2013 – “Motorcycle Lane-Share Study Among California Motorcyclists and Drivers 2013 and Comparison to 2012 Data”
This is the second wave of an intercept study initiated in 2012 and designed to collect information for a statewide statistically representative study of California drivers and California motorcyclists regarding their behavior and opinions on motorcycle lane-sharing on freeways and other multiple-lane roadways.
The author of this report is James Ouellet, one of the original “Hurt Study” researchers. The study examines contemporary data collected by monitoring freeway video cameras and simultaneous speed data at the camera location. It also examines 1976-77 data from the “Hurt Study.” It compares the frequency of lane splitting motorcycles observed in moderate or heavy traffic to the frequency of motorcycles that crashed while splitting lanes. The report concludes that lane-splitting contributes little to the population of motorcycle accidents and eliminating a ban on lane splitting is unlikely to lead to an increase in motorcycle accidents.
This is the initial survey conducted on behalf of The California Office of Traffic Safety. The objective of the survey was a statewide statistically representative of California drivers and California motorcyclists regarding their behavior and opinions on motorcycle lane sharing on freeways and other multiple lane roadways.
These two articles by Steve Guderian were published in Motorcycle Consumer News. The articles are position papers, advocating lane splitting. Both are included here because they are sometimes referenced as research. The first paper compared rear-end motorcycle crashes in California (which allows lane-splitting) with those in three other states, each with similar riding seasons and conditions (but without allowed lane-splitting). Assuming the data presented is correct, readers are cautioned that the conclusion of the author (that the reason for fewer rear-end crashes in CA is due to the allowance of lane-splitting) may or may not be a correct conclusion. The second article addresses the author’s belief in the potential safety measure of lane sharing for motorcycle riders and includes a review of the data presented in “Motorcycle Lane Share Study Among California Motorcyclists and Drivers 2012.”

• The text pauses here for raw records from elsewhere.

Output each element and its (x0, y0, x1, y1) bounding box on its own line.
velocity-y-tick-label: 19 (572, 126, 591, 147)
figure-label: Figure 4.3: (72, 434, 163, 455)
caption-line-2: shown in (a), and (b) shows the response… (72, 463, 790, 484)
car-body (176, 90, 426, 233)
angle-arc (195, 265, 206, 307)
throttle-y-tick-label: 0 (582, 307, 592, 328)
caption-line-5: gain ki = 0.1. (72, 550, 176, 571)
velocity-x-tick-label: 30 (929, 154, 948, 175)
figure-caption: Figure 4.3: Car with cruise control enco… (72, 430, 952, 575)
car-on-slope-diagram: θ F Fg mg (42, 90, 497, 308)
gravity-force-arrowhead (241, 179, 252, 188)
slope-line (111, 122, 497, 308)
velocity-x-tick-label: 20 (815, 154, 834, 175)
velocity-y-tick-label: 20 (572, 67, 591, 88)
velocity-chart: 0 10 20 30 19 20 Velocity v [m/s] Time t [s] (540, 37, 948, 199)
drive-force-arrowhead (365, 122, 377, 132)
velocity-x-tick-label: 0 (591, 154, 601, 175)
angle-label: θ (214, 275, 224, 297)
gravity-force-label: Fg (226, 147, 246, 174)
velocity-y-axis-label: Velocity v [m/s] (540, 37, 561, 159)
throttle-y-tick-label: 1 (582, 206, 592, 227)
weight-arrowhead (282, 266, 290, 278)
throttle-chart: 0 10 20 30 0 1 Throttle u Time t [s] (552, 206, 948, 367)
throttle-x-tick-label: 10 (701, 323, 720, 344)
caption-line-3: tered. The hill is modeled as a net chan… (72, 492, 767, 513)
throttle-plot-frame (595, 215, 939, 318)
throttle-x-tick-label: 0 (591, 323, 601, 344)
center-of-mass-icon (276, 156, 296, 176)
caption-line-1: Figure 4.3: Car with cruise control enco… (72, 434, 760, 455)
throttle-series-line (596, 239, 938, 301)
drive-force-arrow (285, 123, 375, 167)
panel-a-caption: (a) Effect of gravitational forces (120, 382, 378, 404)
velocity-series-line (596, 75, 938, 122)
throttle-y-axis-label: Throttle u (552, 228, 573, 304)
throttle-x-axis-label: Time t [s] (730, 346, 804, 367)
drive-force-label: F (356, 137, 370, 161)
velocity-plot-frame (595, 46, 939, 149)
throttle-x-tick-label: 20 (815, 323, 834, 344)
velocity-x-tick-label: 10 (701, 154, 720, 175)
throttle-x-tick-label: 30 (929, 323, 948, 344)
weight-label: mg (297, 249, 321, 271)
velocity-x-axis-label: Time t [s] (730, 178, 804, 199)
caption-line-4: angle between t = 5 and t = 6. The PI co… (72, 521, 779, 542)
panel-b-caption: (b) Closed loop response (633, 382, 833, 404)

Motorcycle safety has proven to be a difficult traffic safety issue to address. Nationally, motorcycle-use fatalities increased each year between 2000 and 2008 even though total traffic fatalities were consistently decreasing after the year 2002. In 2009 there was a sharp decrease in the number of fatal motorcycle crashes in the US, and it is estimated there will be a decrease in 2010.
This report by the Oregon Department of Transportation examines the use of lane-sharing nationally and internationally and includes discussions on motorcycle and driver (auto) safety, and the potential benefits of lane-sharing. A review of literature relevant to lane-sharing revealed that research on the topic is limited. Benefits were often cited in motorcyclist advocacy publications and enthusiast articles. Quantitative data were limited and more generally related to capacity and emission benefits of motorcycles relative to cars. Relevant to the safety implications of lane-sharing, motorcycle crash causation studies provided the most direct information on lane-sharing. Studies, such as the 1981 Hurt report and the 2009 MAIDS report, considered lane-sharing as a causation factor.